We concluded that we need to run the following commands as the analytics service user:

CALL catalog_name.system.rollback_to_snapshot('wmf_readership.unique_devices_per_domain_monthly', 2325163397903337906)

CALL catalog_name.system.rollback_to_snapshot('wmf_readership.unique_devices_per_project_family_monthly', 5614501084050913893)

Question on this: could we, instead of rolling back and possibly have to rerun airflow jobs, could we run a query against the said snapshots and insert that data into a new snapshot, overwriting wrong data?

We executed the snapshot revert commands with success:

spark-sql (default)> CALL spark_catalog.system.rollback_to_snapshot('wmf_readership.unique_devices_per_domain_monthly', 2325163397903337906);
25/10/08 18:50:56 WARN BaseTransaction: Failed to load metadata for a committed snapshot, skipping clean-up
previous_snapshot_id	current_snapshot_id
1441360873772091690	2325163397903337906
Time taken: 2.376 seconds, Fetched 1 row(s)

spark-sql (default)> CALL spark_catalog.system.rollback_to_snapshot('wmf_readership.unique_devices_per_project_family_monthly', 5614501084050913893);
25/10/08 18:51:23 WARN BaseTransaction: Failed to load metadata for a committed snapshot, skipping clean-up
previous_snapshot_id	current_snapshot_id
4053015571303478409	5614501084050913893
Time taken: 0.344 seconds, Fetched 1 row(s)

Question on this: could we, instead of rolling back and possibly have to rerun airflow jobs, could we run a query against the said snapshots and insert that data into a new snapshot, overwriting wrong data?

@JAllemandou great idea, unfortunately, the combination of Spark 3.1.2 and Iceberg 1.2.1 doesn't let us use the AS OF VERSION clause: https://web.archive.org/web/20230611001050/https://iceberg.apache.org/docs/1.2.1/spark-queries/#time-travel. We'd need Spark 3.3 in production.

But @mforns had another idea that he's trying right now combining data from the old snapshot and moving it forward. I'll let him fill in with the details.

Just kidding!, the snapshots with the good old data are:

CALL spark_catalog.system.rollback_to_snapshot('wmf_readership.unique_devices_per_project_family_monthly', 7168788790649123499)
CALL spark_catalog.system.rollback_to_snapshot('wmf_readership.unique_devices_per_domain_monthly', 9188215025360366880)

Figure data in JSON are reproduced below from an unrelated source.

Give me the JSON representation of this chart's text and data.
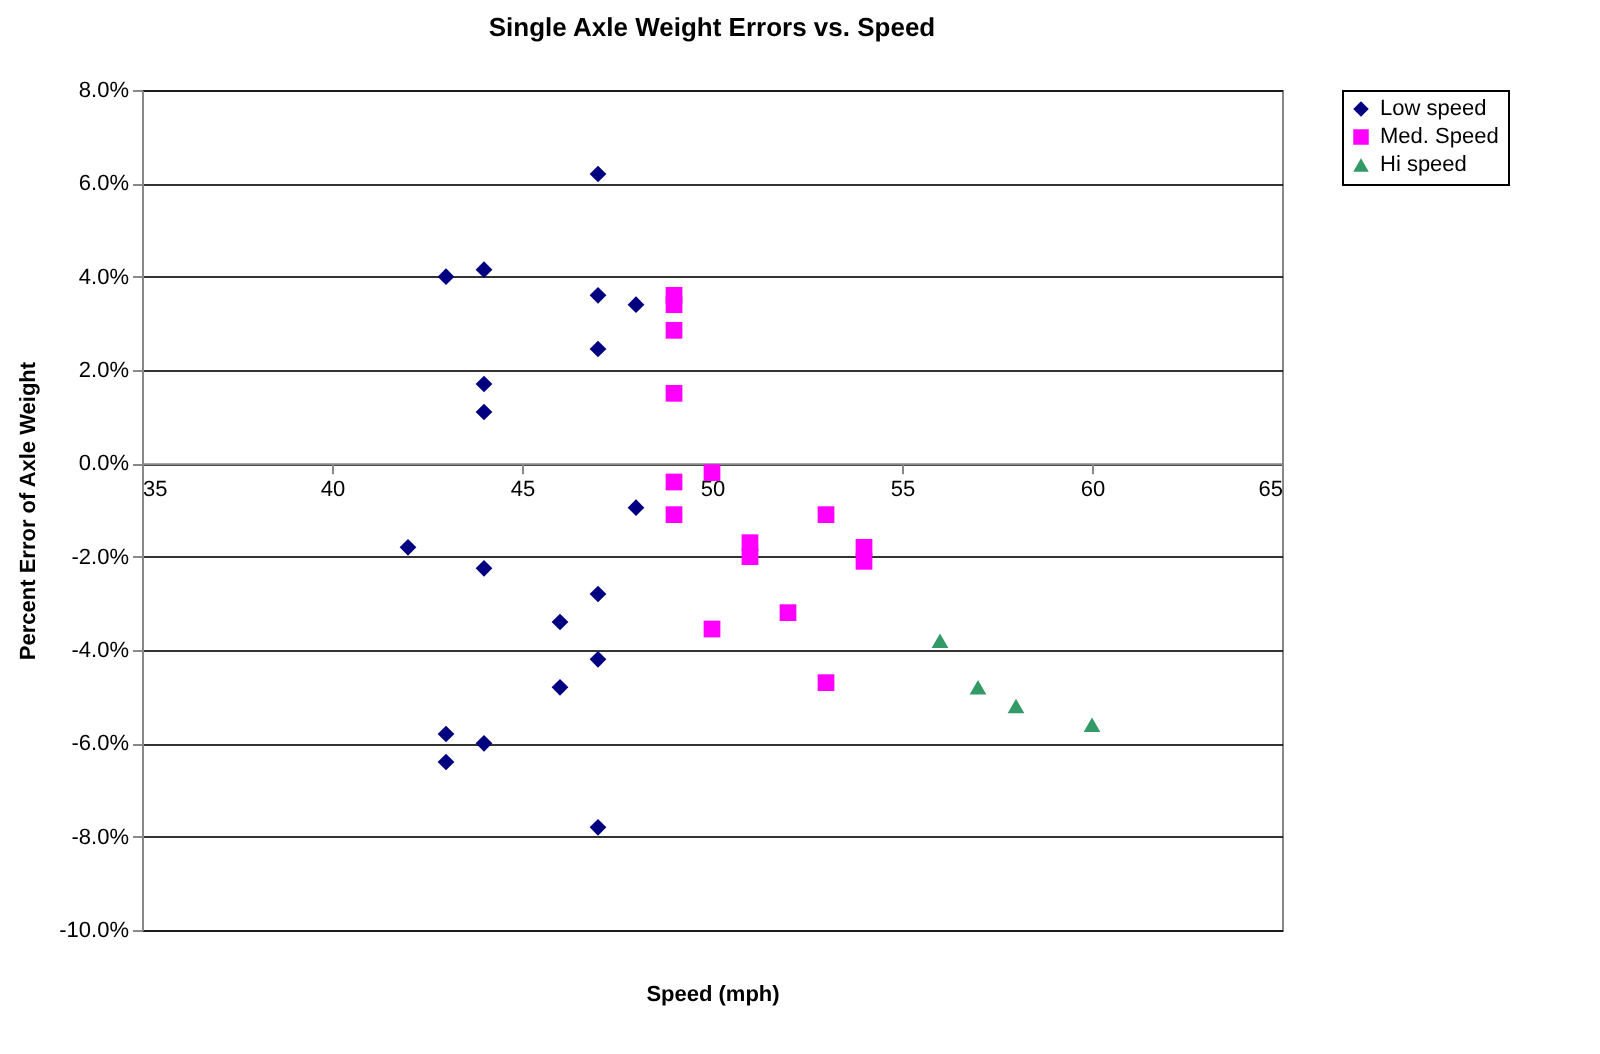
{
  "chart_data": {
    "type": "scatter",
    "title": "Single Axle Weight Errors vs. Speed",
    "xlabel": "Speed (mph)",
    "ylabel": "Percent Error of Axle Weight",
    "xlim": [
      35,
      65
    ],
    "xticks": [
      35,
      40,
      45,
      50,
      55,
      60,
      65
    ],
    "ylim": [
      -10,
      8
    ],
    "yticks": [
      {
        "value": -10,
        "label": "-10.0%"
      },
      {
        "value": -8,
        "label": "-8.0%"
      },
      {
        "value": -6,
        "label": "-6.0%"
      },
      {
        "value": -4,
        "label": "-4.0%"
      },
      {
        "value": -2,
        "label": "-2.0%"
      },
      {
        "value": 0,
        "label": "0.0%"
      },
      {
        "value": 2,
        "label": "2.0%"
      },
      {
        "value": 4,
        "label": "4.0%"
      },
      {
        "value": 6,
        "label": "6.0%"
      },
      {
        "value": 8,
        "label": "8.0%"
      }
    ],
    "grid": "y",
    "legend": "right",
    "series": [
      {
        "name": "Low speed",
        "color": "#000080",
        "marker": "diamond",
        "x": [
          47,
          43,
          44,
          47,
          48,
          47,
          44,
          44,
          48,
          42,
          44,
          47,
          46,
          47,
          46,
          43,
          44,
          43,
          47
        ],
        "values": [
          6.2,
          4.0,
          4.15,
          3.6,
          3.4,
          2.45,
          1.7,
          1.1,
          -0.95,
          -1.8,
          -2.25,
          -2.8,
          -3.4,
          -4.2,
          -4.8,
          -5.8,
          -6.0,
          -6.4,
          -7.8
        ]
      },
      {
        "name": "Med. Speed",
        "color": "#ff00ff",
        "marker": "square",
        "x": [
          49,
          49,
          49,
          49,
          50,
          49,
          49,
          53,
          51,
          51,
          54,
          54,
          52,
          50,
          53
        ],
        "values": [
          3.6,
          3.4,
          2.85,
          1.5,
          -0.2,
          -0.4,
          -1.1,
          -1.1,
          -1.7,
          -2.0,
          -1.8,
          -2.1,
          -3.2,
          -3.55,
          -4.7
        ]
      },
      {
        "name": "Hi speed",
        "color": "#339966",
        "marker": "triangle",
        "x": [
          56,
          57,
          58,
          60
        ],
        "values": [
          -3.8,
          -4.8,
          -5.2,
          -5.6
        ]
      }
    ]
  }
}
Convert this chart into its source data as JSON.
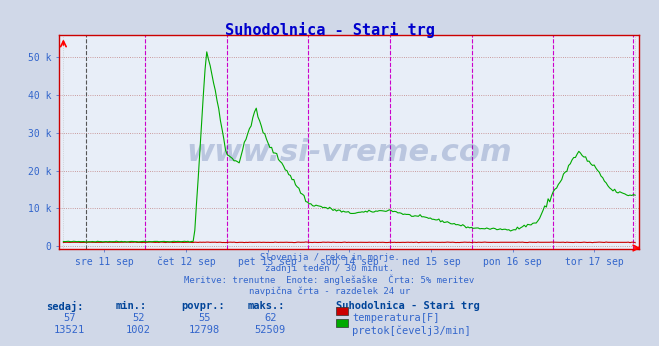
{
  "title": "Suhodolnica - Stari trg",
  "title_color": "#0000cc",
  "bg_color": "#d0d8e8",
  "plot_bg_color": "#e8eef8",
  "grid_color_h": "#c08080",
  "grid_color_v": "#c0c0c0",
  "vline_color": "#cc00cc",
  "yticks": [
    0,
    10000,
    20000,
    30000,
    40000,
    50000
  ],
  "ytick_labels": [
    "0",
    "10 k",
    "20 k",
    "30 k",
    "40 k",
    "50 k"
  ],
  "xlabel_days": [
    "sre 11 sep",
    "čet 12 sep",
    "pet 13 sep",
    "sob 14 sep",
    "ned 15 sep",
    "pon 16 sep",
    "tor 17 sep"
  ],
  "subtitle_lines": [
    "Slovenija / reke in morje.",
    "zadnji teden / 30 minut.",
    "Meritve: trenutne  Enote: anglešaške  Črta: 5% meritev",
    "navpična črta - razdelek 24 ur"
  ],
  "table_headers": [
    "sedaj:",
    "min.:",
    "povpr.:",
    "maks.:"
  ],
  "table_row1": [
    "57",
    "52",
    "55",
    "62"
  ],
  "table_row2": [
    "13521",
    "1002",
    "12798",
    "52509"
  ],
  "legend_label1": "temperatura[F]",
  "legend_label2": "pretok[čevelj3/min]",
  "legend_color1": "#cc0000",
  "legend_color2": "#00aa00",
  "temp_color": "#cc0000",
  "flow_color": "#00aa00",
  "watermark_text": "www.si-vreme.com",
  "watermark_color": "#1a3a8a",
  "watermark_alpha": 0.22,
  "text_color": "#3366cc",
  "table_header_color": "#004499"
}
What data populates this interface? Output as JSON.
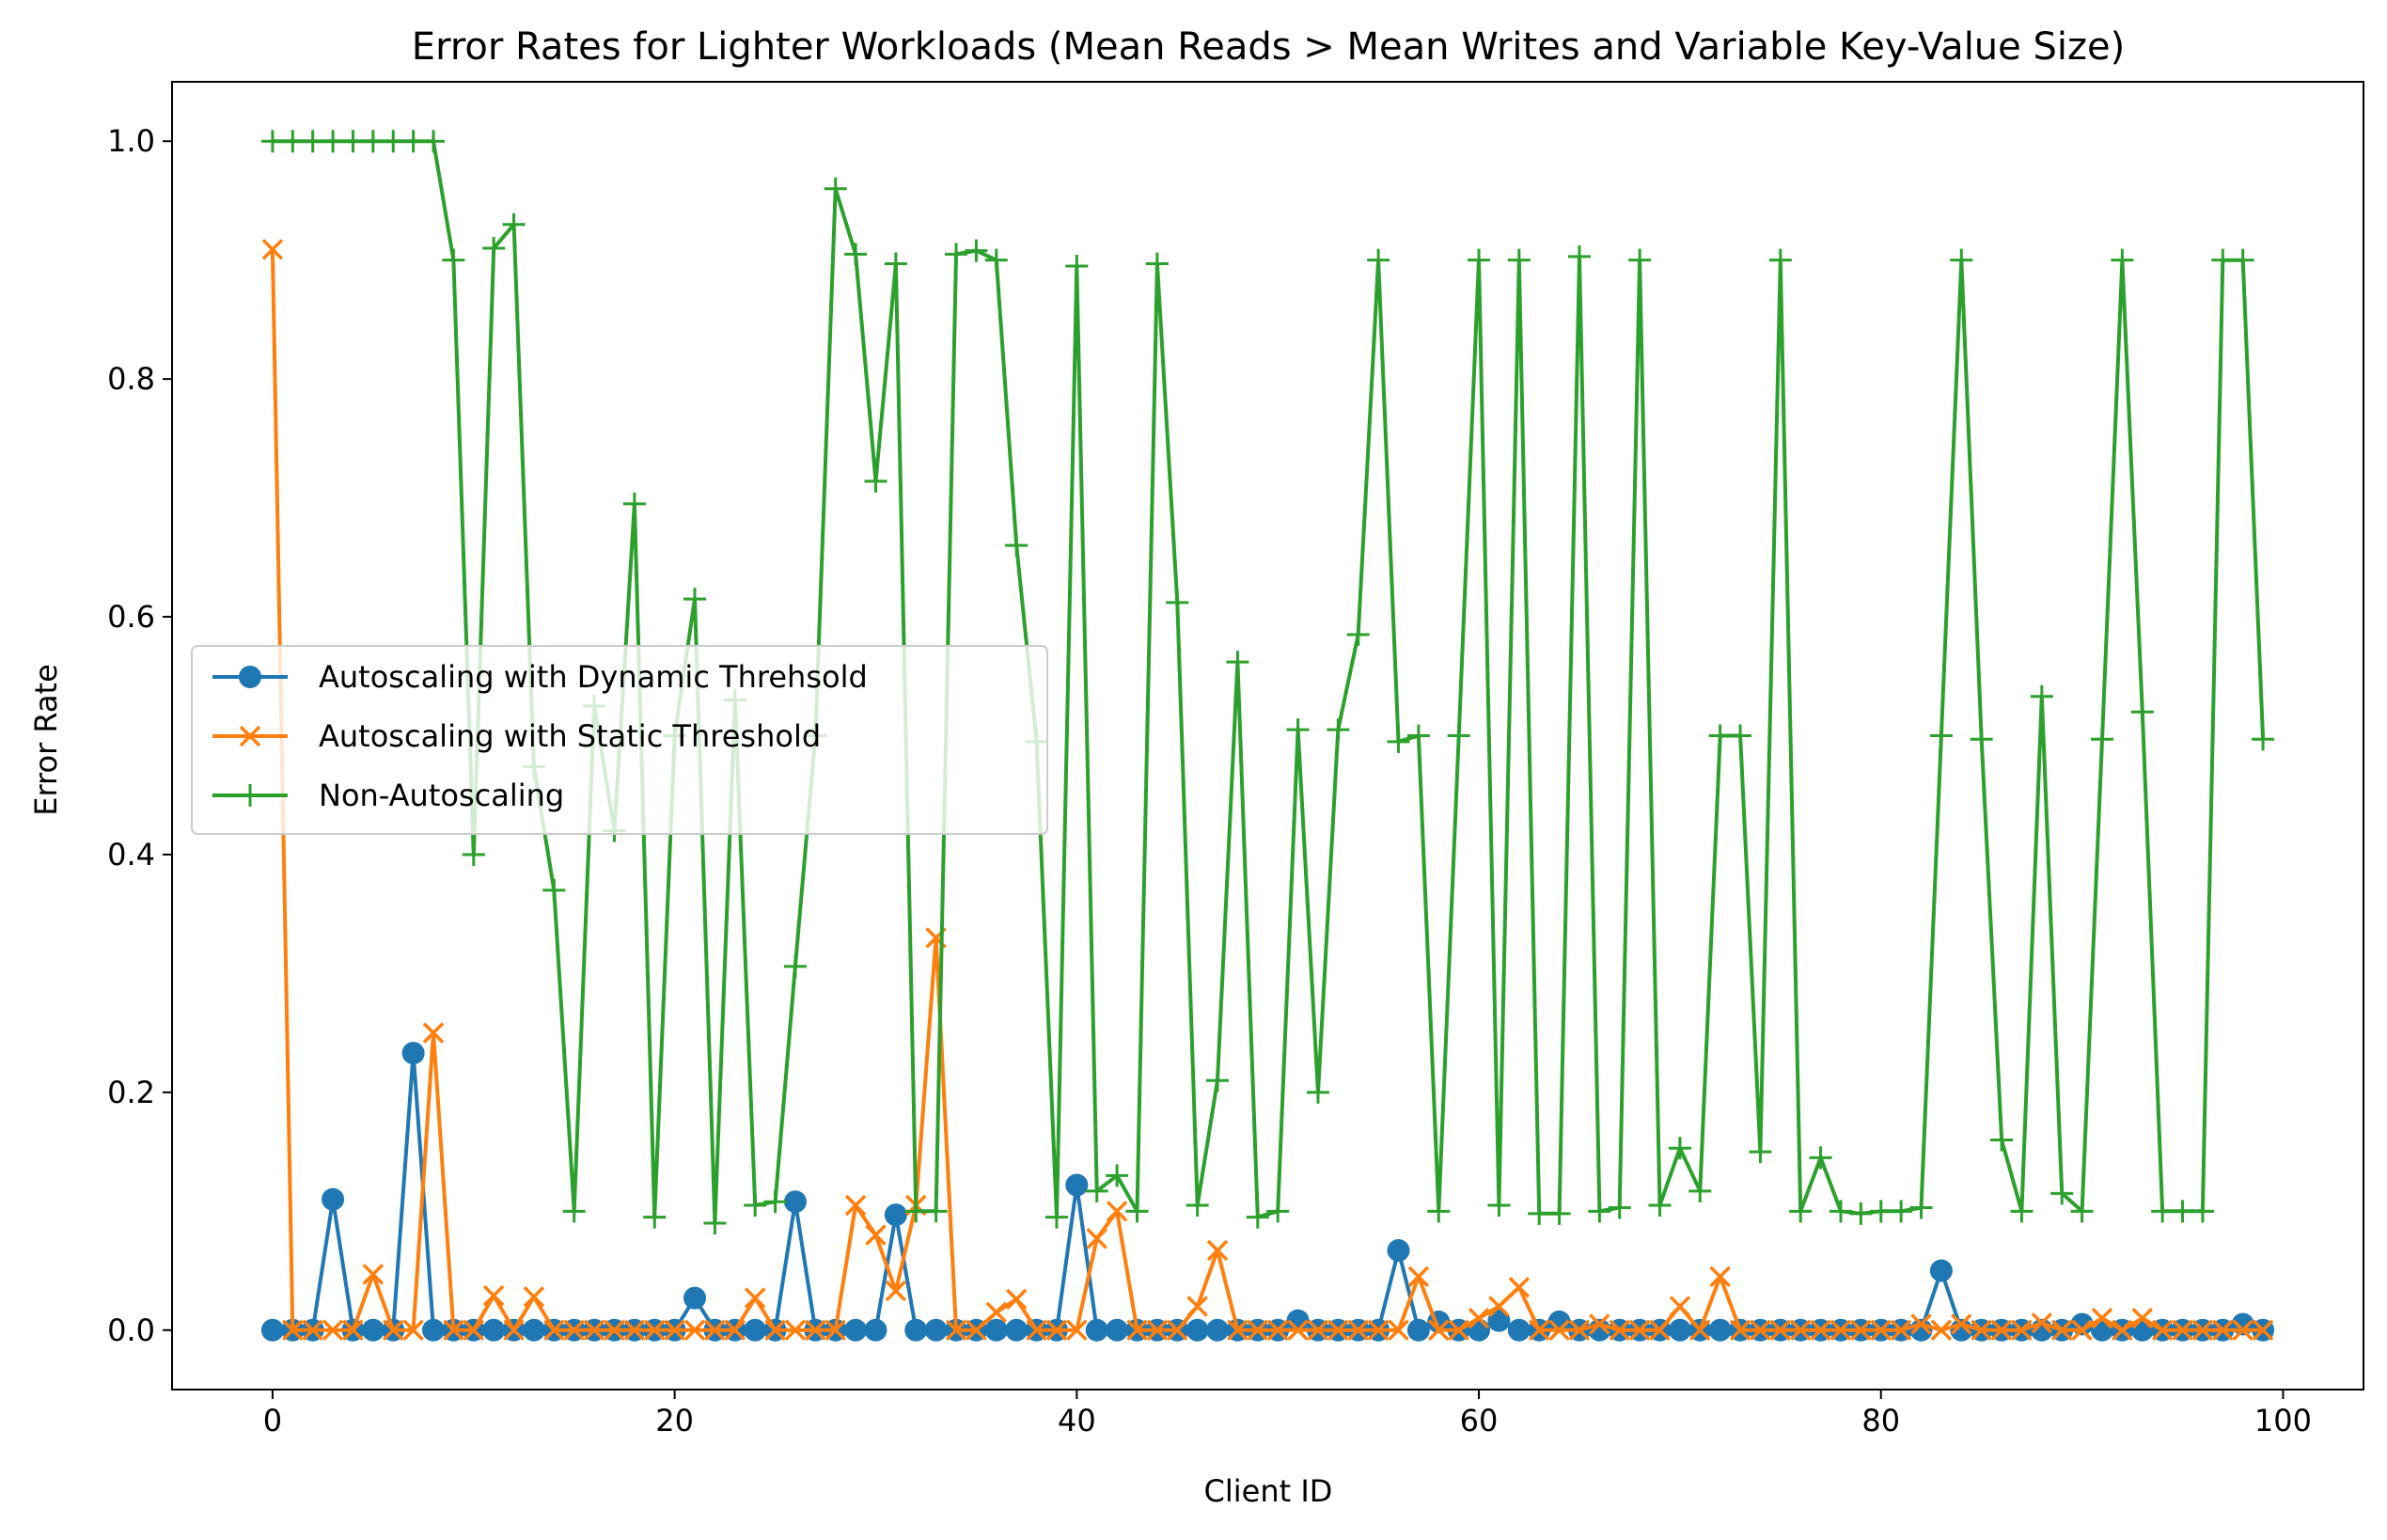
{
  "chart_data": {
    "type": "line",
    "title": "Error Rates for Lighter Workloads (Mean Reads > Mean Writes and Variable Key-Value Size)",
    "xlabel": "Client ID",
    "ylabel": "Error Rate",
    "xlim": [
      -5,
      104
    ],
    "ylim": [
      -0.05,
      1.05
    ],
    "xticks": [
      0,
      20,
      40,
      60,
      80,
      100
    ],
    "xtick_labels": [
      "0",
      "20",
      "40",
      "60",
      "80",
      "100"
    ],
    "yticks": [
      0.0,
      0.2,
      0.4,
      0.6,
      0.8,
      1.0
    ],
    "ytick_labels": [
      "0.0",
      "0.2",
      "0.4",
      "0.6",
      "0.8",
      "1.0"
    ],
    "grid": false,
    "legend_position": "center-left",
    "x": [
      0,
      1,
      2,
      3,
      4,
      5,
      6,
      7,
      8,
      9,
      10,
      11,
      12,
      13,
      14,
      15,
      16,
      17,
      18,
      19,
      20,
      21,
      22,
      23,
      24,
      25,
      26,
      27,
      28,
      29,
      30,
      31,
      32,
      33,
      34,
      35,
      36,
      37,
      38,
      39,
      40,
      41,
      42,
      43,
      44,
      45,
      46,
      47,
      48,
      49,
      50,
      51,
      52,
      53,
      54,
      55,
      56,
      57,
      58,
      59,
      60,
      61,
      62,
      63,
      64,
      65,
      66,
      67,
      68,
      69,
      70,
      71,
      72,
      73,
      74,
      75,
      76,
      77,
      78,
      79,
      80,
      81,
      82,
      83,
      84,
      85,
      86,
      87,
      88,
      89,
      90,
      91,
      92,
      93,
      94,
      95,
      96,
      97,
      98,
      99
    ],
    "series": [
      {
        "name": "Autoscaling with Dynamic Threhsold",
        "color": "#1f77b4",
        "marker": "circle",
        "values": [
          0,
          0,
          0,
          0.11,
          0,
          0,
          0,
          0.233,
          0,
          0,
          0,
          0,
          0,
          0,
          0,
          0,
          0,
          0,
          0,
          0,
          0,
          0.027,
          0,
          0,
          0,
          0,
          0.108,
          0,
          0,
          0,
          0,
          0.097,
          0,
          0,
          0,
          0,
          0,
          0,
          0,
          0,
          0.122,
          0,
          0,
          0,
          0,
          0,
          0,
          0,
          0,
          0,
          0,
          0.008,
          0,
          0,
          0,
          0,
          0.067,
          0,
          0.007,
          0,
          0,
          0.008,
          0,
          0,
          0.007,
          0,
          0,
          0,
          0,
          0,
          0,
          0,
          0,
          0,
          0,
          0,
          0,
          0,
          0,
          0,
          0,
          0,
          0,
          0.05,
          0,
          0,
          0,
          0,
          0,
          0,
          0.005,
          0,
          0,
          0,
          0,
          0,
          0,
          0,
          0.005,
          0
        ]
      },
      {
        "name": "Autoscaling with Static Threshold",
        "color": "#ff7f0e",
        "marker": "x",
        "values": [
          0.909,
          0,
          0,
          0,
          0,
          0.047,
          0,
          0,
          0.25,
          0,
          0,
          0.029,
          0,
          0.028,
          0,
          0,
          0,
          0,
          0,
          0,
          0,
          0,
          0,
          0,
          0.027,
          0,
          0,
          0,
          0,
          0.105,
          0.08,
          0.033,
          0.105,
          0.33,
          0,
          0,
          0.015,
          0.026,
          0,
          0,
          0,
          0.077,
          0.1,
          0,
          0,
          0,
          0.02,
          0.067,
          0,
          0,
          0,
          0,
          0,
          0,
          0,
          0,
          0,
          0.045,
          0,
          0,
          0.01,
          0.02,
          0.036,
          0,
          0,
          0,
          0.005,
          0,
          0,
          0,
          0.02,
          0,
          0.045,
          0,
          0,
          0,
          0,
          0,
          0,
          0,
          0,
          0,
          0.005,
          0,
          0.005,
          0,
          0,
          0,
          0.006,
          0,
          0,
          0.01,
          0,
          0.01,
          0,
          0,
          0,
          0,
          0,
          0
        ]
      },
      {
        "name": "Non-Autoscaling",
        "color": "#2ca02c",
        "marker": "plus",
        "values": [
          1,
          1,
          1,
          1,
          1,
          1,
          1,
          1,
          1,
          0.9,
          0.4,
          0.91,
          0.93,
          0.474,
          0.37,
          0.1,
          0.525,
          0.42,
          0.695,
          0.095,
          0.5,
          0.615,
          0.09,
          0.53,
          0.105,
          0.108,
          0.306,
          0.5,
          0.96,
          0.905,
          0.714,
          0.897,
          0.1,
          0.1,
          0.905,
          0.908,
          0.9,
          0.66,
          0.495,
          0.095,
          0.895,
          0.117,
          0.13,
          0.1,
          0.897,
          0.612,
          0.105,
          0.21,
          0.562,
          0.095,
          0.1,
          0.505,
          0.2,
          0.505,
          0.585,
          0.9,
          0.495,
          0.5,
          0.1,
          0.5,
          0.9,
          0.105,
          0.9,
          0.098,
          0.098,
          0.903,
          0.1,
          0.103,
          0.9,
          0.105,
          0.153,
          0.117,
          0.5,
          0.5,
          0.15,
          0.9,
          0.1,
          0.145,
          0.1,
          0.098,
          0.1,
          0.1,
          0.103,
          0.5,
          0.9,
          0.497,
          0.16,
          0.1,
          0.533,
          0.115,
          0.1,
          0.497,
          0.9,
          0.52,
          0.1,
          0.1,
          0.1,
          0.9,
          0.9,
          0.497
        ]
      }
    ]
  }
}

OK, I think this time it worked.

  • We rolled back to the Iceberg snapshot previous to the corrupting of the data by the backfill process.
  • Then we copied April (still not backfilled) into a temp table in the wmf_staging database.
  • Then we rolled the tables forward to its present state
  • And finally deleted April data and copied the old temporary uncorrupted data into the April gap.

The data looks good now. Both unique devices monthly tables have correct data for all months.
Up to end of April the data was calculated using the old heuristics;
whereas starting May onward the data was calculated using the new heuristics.